For ten years he went on contriving and inventing--with little hope
to cheer him, and with few friends to encourage him. He went on,
meanwhile, earning bread for his family by making and selling
quadrants, making and mending fiddles, flutes, and musical
instruments; measuring mason-work, surveying roads, superintending
the construction of canals, or doing anything that turned up, and
offered a prospect of honest gain.

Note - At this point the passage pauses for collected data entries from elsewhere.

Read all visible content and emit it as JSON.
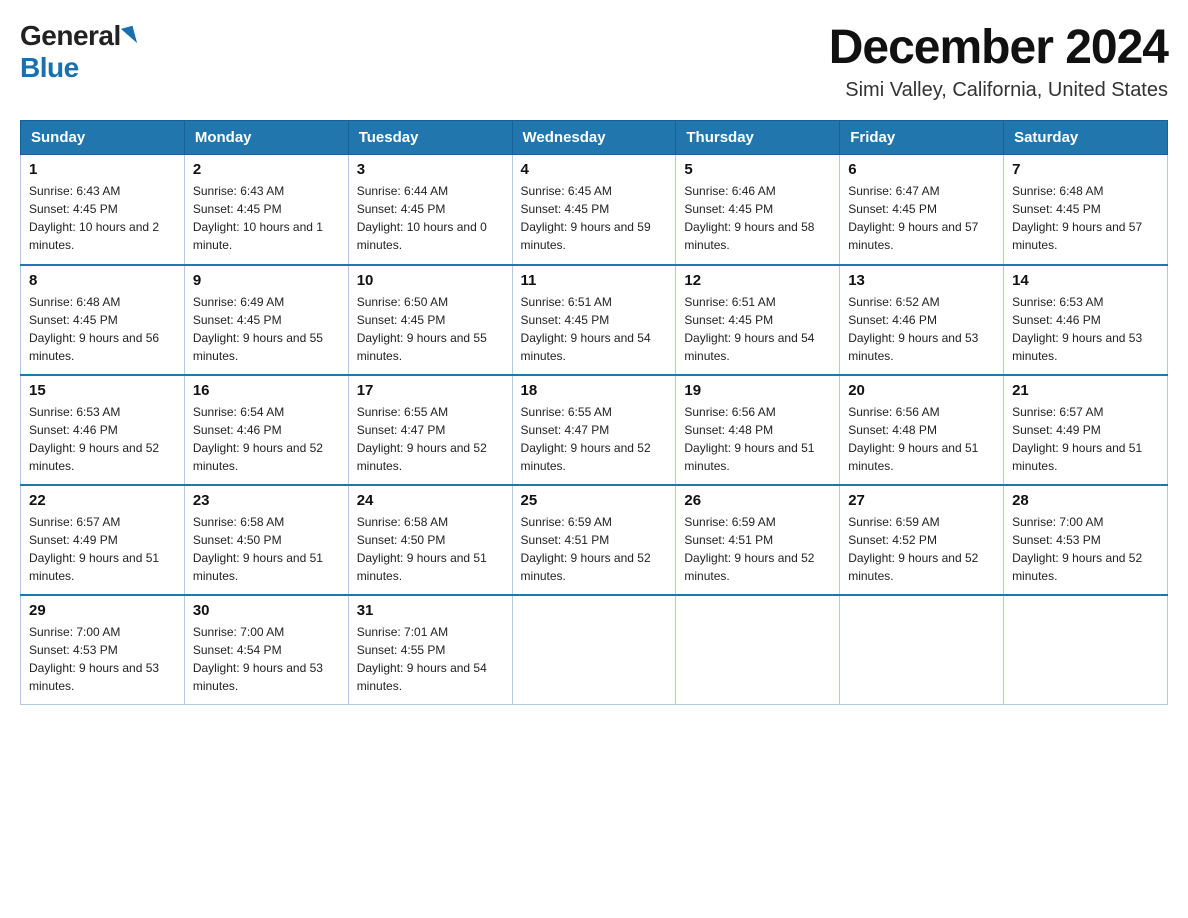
{
  "header": {
    "logo_general": "General",
    "logo_blue": "Blue",
    "month_title": "December 2024",
    "location": "Simi Valley, California, United States"
  },
  "weekdays": [
    "Sunday",
    "Monday",
    "Tuesday",
    "Wednesday",
    "Thursday",
    "Friday",
    "Saturday"
  ],
  "weeks": [
    [
      {
        "day": "1",
        "sunrise": "6:43 AM",
        "sunset": "4:45 PM",
        "daylight": "10 hours and 2 minutes."
      },
      {
        "day": "2",
        "sunrise": "6:43 AM",
        "sunset": "4:45 PM",
        "daylight": "10 hours and 1 minute."
      },
      {
        "day": "3",
        "sunrise": "6:44 AM",
        "sunset": "4:45 PM",
        "daylight": "10 hours and 0 minutes."
      },
      {
        "day": "4",
        "sunrise": "6:45 AM",
        "sunset": "4:45 PM",
        "daylight": "9 hours and 59 minutes."
      },
      {
        "day": "5",
        "sunrise": "6:46 AM",
        "sunset": "4:45 PM",
        "daylight": "9 hours and 58 minutes."
      },
      {
        "day": "6",
        "sunrise": "6:47 AM",
        "sunset": "4:45 PM",
        "daylight": "9 hours and 57 minutes."
      },
      {
        "day": "7",
        "sunrise": "6:48 AM",
        "sunset": "4:45 PM",
        "daylight": "9 hours and 57 minutes."
      }
    ],
    [
      {
        "day": "8",
        "sunrise": "6:48 AM",
        "sunset": "4:45 PM",
        "daylight": "9 hours and 56 minutes."
      },
      {
        "day": "9",
        "sunrise": "6:49 AM",
        "sunset": "4:45 PM",
        "daylight": "9 hours and 55 minutes."
      },
      {
        "day": "10",
        "sunrise": "6:50 AM",
        "sunset": "4:45 PM",
        "daylight": "9 hours and 55 minutes."
      },
      {
        "day": "11",
        "sunrise": "6:51 AM",
        "sunset": "4:45 PM",
        "daylight": "9 hours and 54 minutes."
      },
      {
        "day": "12",
        "sunrise": "6:51 AM",
        "sunset": "4:45 PM",
        "daylight": "9 hours and 54 minutes."
      },
      {
        "day": "13",
        "sunrise": "6:52 AM",
        "sunset": "4:46 PM",
        "daylight": "9 hours and 53 minutes."
      },
      {
        "day": "14",
        "sunrise": "6:53 AM",
        "sunset": "4:46 PM",
        "daylight": "9 hours and 53 minutes."
      }
    ],
    [
      {
        "day": "15",
        "sunrise": "6:53 AM",
        "sunset": "4:46 PM",
        "daylight": "9 hours and 52 minutes."
      },
      {
        "day": "16",
        "sunrise": "6:54 AM",
        "sunset": "4:46 PM",
        "daylight": "9 hours and 52 minutes."
      },
      {
        "day": "17",
        "sunrise": "6:55 AM",
        "sunset": "4:47 PM",
        "daylight": "9 hours and 52 minutes."
      },
      {
        "day": "18",
        "sunrise": "6:55 AM",
        "sunset": "4:47 PM",
        "daylight": "9 hours and 52 minutes."
      },
      {
        "day": "19",
        "sunrise": "6:56 AM",
        "sunset": "4:48 PM",
        "daylight": "9 hours and 51 minutes."
      },
      {
        "day": "20",
        "sunrise": "6:56 AM",
        "sunset": "4:48 PM",
        "daylight": "9 hours and 51 minutes."
      },
      {
        "day": "21",
        "sunrise": "6:57 AM",
        "sunset": "4:49 PM",
        "daylight": "9 hours and 51 minutes."
      }
    ],
    [
      {
        "day": "22",
        "sunrise": "6:57 AM",
        "sunset": "4:49 PM",
        "daylight": "9 hours and 51 minutes."
      },
      {
        "day": "23",
        "sunrise": "6:58 AM",
        "sunset": "4:50 PM",
        "daylight": "9 hours and 51 minutes."
      },
      {
        "day": "24",
        "sunrise": "6:58 AM",
        "sunset": "4:50 PM",
        "daylight": "9 hours and 51 minutes."
      },
      {
        "day": "25",
        "sunrise": "6:59 AM",
        "sunset": "4:51 PM",
        "daylight": "9 hours and 52 minutes."
      },
      {
        "day": "26",
        "sunrise": "6:59 AM",
        "sunset": "4:51 PM",
        "daylight": "9 hours and 52 minutes."
      },
      {
        "day": "27",
        "sunrise": "6:59 AM",
        "sunset": "4:52 PM",
        "daylight": "9 hours and 52 minutes."
      },
      {
        "day": "28",
        "sunrise": "7:00 AM",
        "sunset": "4:53 PM",
        "daylight": "9 hours and 52 minutes."
      }
    ],
    [
      {
        "day": "29",
        "sunrise": "7:00 AM",
        "sunset": "4:53 PM",
        "daylight": "9 hours and 53 minutes."
      },
      {
        "day": "30",
        "sunrise": "7:00 AM",
        "sunset": "4:54 PM",
        "daylight": "9 hours and 53 minutes."
      },
      {
        "day": "31",
        "sunrise": "7:01 AM",
        "sunset": "4:55 PM",
        "daylight": "9 hours and 54 minutes."
      },
      null,
      null,
      null,
      null
    ]
  ]
}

At length, Watt found a fit
partner in another eminent leader of industry--Matthew Boulton, of
Birmingham; a skilful, energetic, and far-seeing man, who
vigorously undertook the enterprise of introducing the condensing-
engine into general use as a working power; and the success of both
is now matter of history. {5}
Many skilful inventors have from time to time added new power to
the steam-engine; and, by numerous modifications, rendered it
capable of being applied to nearly all the purposes of manufacture-
-driving machinery, impelling ships, grinding corn, printing books,
stamping money, hammering, planing, and turning iron; in short, of
performing every description of mechanical labour where power is
required. One of the most useful modifications in the engine was
that devised by Trevithick, and eventually perfected by George
Stephenson and his son, in the form of the railway locomotive, by
which social changes of immense importance have been brought about,
of even greater consequence, considered in their results on human
progress and civilization, than the condensing-engine of Watt.